Figure 10. Schematic representation of the study’s conclusions highlighting major ER coactivator-binding differences in MCF-7:5C between E2, E4, ShERPAs, and BPTPE, and with ShERPA TTC-352 between WT MCF-7:WS8 and LTED endocrine-resistant MCF-7:5C BC.

Figure 10.

A, E2, E4, ShERPA BMI-135, ShERPA TTC-352, and BPTPE major ER coactivators’ recruitment, and anti-tumor molecular mechanism in MCF-7:5C. E2:ERα and E4:ERα complexes mainly recruit NCOA3, KMT2D, and many of the same MEDs, and induce a high threshold of stress; through the synthesis of unfolded and/ or misfolded proteins, leading to rapid apoptosis.

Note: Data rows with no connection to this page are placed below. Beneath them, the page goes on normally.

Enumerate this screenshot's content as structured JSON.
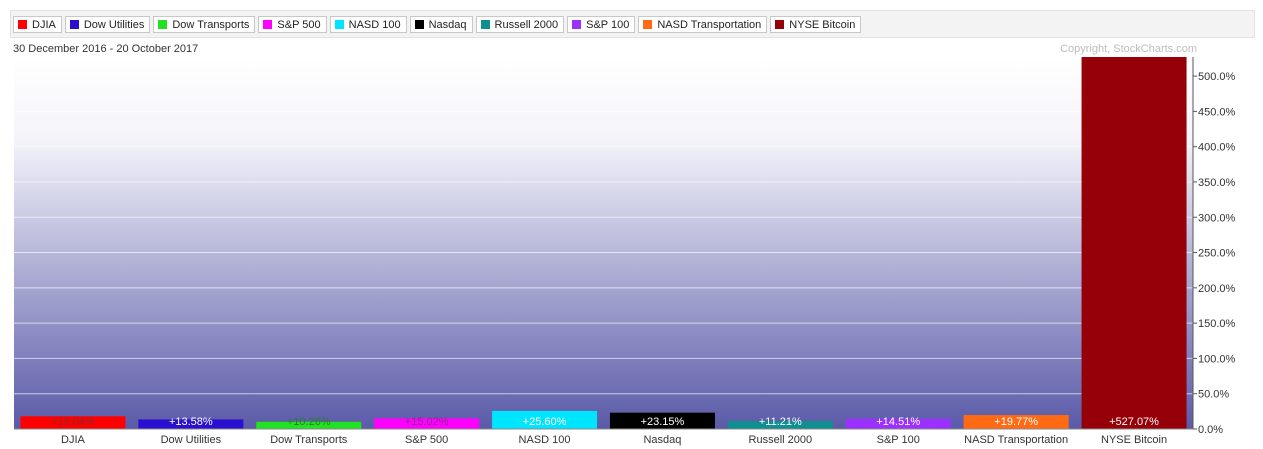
{
  "legend": [
    {
      "label": "DJIA",
      "color": "#ff0000"
    },
    {
      "label": "Dow Utilities",
      "color": "#2a0fd0"
    },
    {
      "label": "Dow Transports",
      "color": "#22e022"
    },
    {
      "label": "S&P 500",
      "color": "#ff00ff"
    },
    {
      "label": "NASD 100",
      "color": "#00e5ff"
    },
    {
      "label": "Nasdaq",
      "color": "#000000"
    },
    {
      "label": "Russell 2000",
      "color": "#0f8f8f"
    },
    {
      "label": "S&P 100",
      "color": "#9b30ff"
    },
    {
      "label": "NASD Transportation",
      "color": "#ff6a13"
    },
    {
      "label": "NYSE Bitcoin",
      "color": "#960008"
    }
  ],
  "date_range": "30 December 2016 - 20 October 2017",
  "copyright": "Copyright, StockCharts.com",
  "chart_data": {
    "type": "bar",
    "categories": [
      "DJIA",
      "Dow Utilities",
      "Dow Transports",
      "S&P 500",
      "NASD 100",
      "Nasdaq",
      "Russell 2000",
      "S&P 100",
      "NASD Transportation",
      "NYSE Bitcoin"
    ],
    "values": [
      18.04,
      13.58,
      10.26,
      15.02,
      25.6,
      23.15,
      11.21,
      14.51,
      19.77,
      527.07
    ],
    "value_labels": [
      "+18.04%",
      "+13.58%",
      "+10.26%",
      "+15.02%",
      "+25.60%",
      "+23.15%",
      "+11.21%",
      "+14.51%",
      "+19.77%",
      "+527.07%"
    ],
    "colors": [
      "#ff0000",
      "#2a0fd0",
      "#22e022",
      "#ff00ff",
      "#00e5ff",
      "#000000",
      "#0f8f8f",
      "#9b30ff",
      "#ff6a13",
      "#960008"
    ],
    "y_ticks": [
      0,
      50,
      100,
      150,
      200,
      250,
      300,
      350,
      400,
      450,
      500
    ],
    "y_tick_labels": [
      "0.0%",
      "50.0%",
      "100.0%",
      "150.0%",
      "200.0%",
      "250.0%",
      "300.0%",
      "350.0%",
      "400.0%",
      "450.0%",
      "500.0%"
    ],
    "ylim": [
      0,
      527.07
    ],
    "grid": true,
    "y_axis_side": "right",
    "background": {
      "top": "#ffffff",
      "bottom": "#5a5aa8"
    }
  }
}
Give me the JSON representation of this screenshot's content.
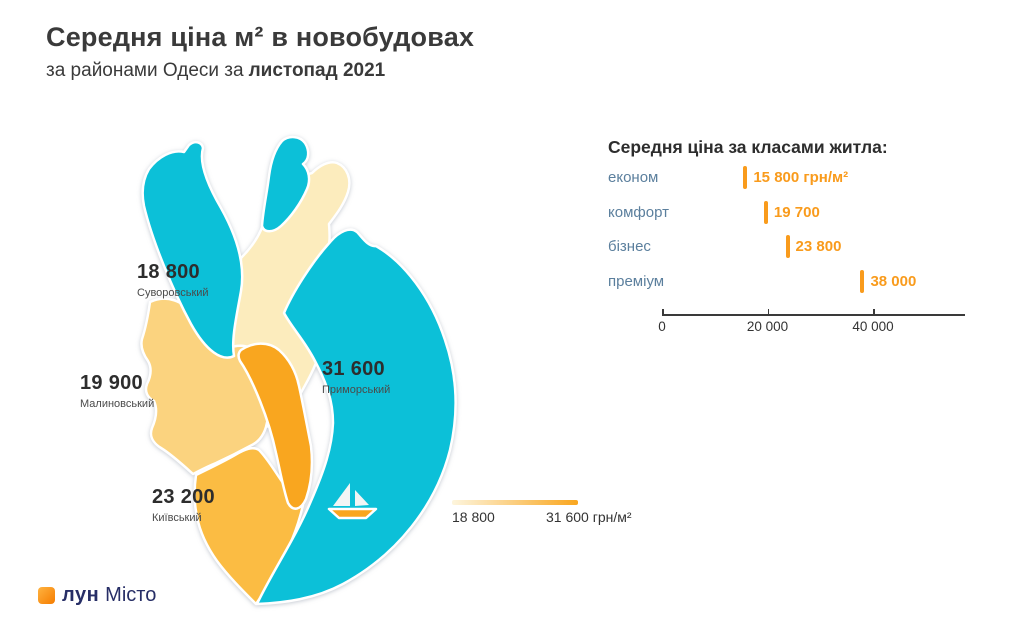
{
  "header": {
    "title": "Середня ціна м² в новобудовах",
    "subtitle_prefix": "за районами Одеси за",
    "subtitle_bold": "листопад 2021"
  },
  "map": {
    "water_color": "#0cc0d8",
    "regions": [
      {
        "id": "suvorovskyi",
        "name": "Суворовський",
        "price_label": "18 800",
        "price": 18800,
        "color": "#fcecbd"
      },
      {
        "id": "malynovskyi",
        "name": "Малиновський",
        "price_label": "19 900",
        "price": 19900,
        "color": "#fbd37f"
      },
      {
        "id": "kyivskyi",
        "name": "Київський",
        "price_label": "23 200",
        "price": 23200,
        "color": "#fbbc43"
      },
      {
        "id": "prymorskyi",
        "name": "Приморський",
        "price_label": "31 600",
        "price": 31600,
        "color": "#f9a61f"
      }
    ],
    "gradient_legend": {
      "min_label": "18 800",
      "max_label": "31 600 грн/м²",
      "from_color": "#fdf5dd",
      "to_color": "#f9a61f"
    },
    "boat": {
      "sail_color": "#f2f5f5",
      "hull_color": "#f9a61f"
    }
  },
  "class_chart": {
    "title": "Середня ціна за класами житла:",
    "accent_color": "#f99b1c",
    "label_color": "#5b7f9d",
    "rows": [
      {
        "label": "економ",
        "value": 15800,
        "value_label": "15 800 грн/м²"
      },
      {
        "label": "комфорт",
        "value": 19700,
        "value_label": "19 700"
      },
      {
        "label": "бізнес",
        "value": 23800,
        "value_label": "23 800"
      },
      {
        "label": "преміум",
        "value": 38000,
        "value_label": "38 000"
      }
    ],
    "axis": {
      "ticks": [
        {
          "value": 0,
          "label": "0"
        },
        {
          "value": 20000,
          "label": "20 000"
        },
        {
          "value": 40000,
          "label": "40 000"
        }
      ],
      "max": 57400
    }
  },
  "footer": {
    "logo_bold": "лун",
    "logo_regular": "Місто",
    "logo_color_from": "#ffb340",
    "logo_color_to": "#f57c00",
    "logo_text_color": "#272e66"
  },
  "chart_data": [
    {
      "type": "heatmap",
      "subtype": "choropleth-map",
      "title": "Середня ціна м² в новобудовах за районами Одеси за листопад 2021",
      "categories": [
        "Суворовський",
        "Малиновський",
        "Київський",
        "Приморський"
      ],
      "values": [
        18800,
        19900,
        23200,
        31600
      ],
      "unit": "грн/м²",
      "color_scale": {
        "min": 18800,
        "max": 31600,
        "min_color": "#fcecbd",
        "max_color": "#f9a61f"
      }
    },
    {
      "type": "bar",
      "orientation": "horizontal",
      "title": "Середня ціна за класами житла:",
      "categories": [
        "економ",
        "комфорт",
        "бізнес",
        "преміум"
      ],
      "values": [
        15800,
        19700,
        23800,
        38000
      ],
      "unit": "грн/м²",
      "xlabel": "",
      "ylabel": "",
      "xlim": [
        0,
        57400
      ],
      "xticks": [
        0,
        20000,
        40000
      ],
      "grid": false,
      "legend": false
    }
  ]
}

TTC-352 (referred to as TT in the illustration) recruited more MED subunits than E2, but less NCOA3 and KMT2D than E2 and E4, with a similar threshold of stress and timing of apoptosis to E2 and E4. BMI-135 (referred to as BM in the illustration) recruited less NCOA3 and KMT2D than E2 and E4, and shared MED subunit recruitment with E4, which generated a lower threshold of stress and delayed apoptosis (48) compared to E2, E4, and TTC-352. BPTPE (referred to as BP in the illustration) did not have much of a coactivator-recruitment, which generates a very low threshold of stress and a much more delayed course of apoptosis (48) compared to E2, E4, TTC-352, and BMI-135. This differential ligand:ERα:coactivator-reucitment-and-induced EnR stress, sets the therapeutics apart, in terms of the timing of activating the UPR, followed by inducing apoptosis. The box (in gray) highlights the observed recruitment patterns: thick arrow (in red) represents relatively more recruitment, thin arrow (in burgundy) is relatively less recruitment, thin arrow (in burgundy with green border) is shared subunit recruitment, and thin arrow (in blue) is no recruitment. B, TTC-352’s paradoxical effect in WT growth-inducing BC MCF-7:WS8 versus LTED apoptosis-inducing BC MCF-7:5C. NCOA3, KMT2D, and many MEDs (especially MED12-16 and MED23) are recruited to ER, in MCF-7:5C treated with TTC-352 (thick arrow in maroon), compared to E2, but these same coactivators are reduced upon the treatment of MCF-7:WS8 with TTC-352 (thin arrow in rose). This differential ligand:ERα:coactivator-reucitment-and-induced EnR stress, phenotypically sets the two BC models apart.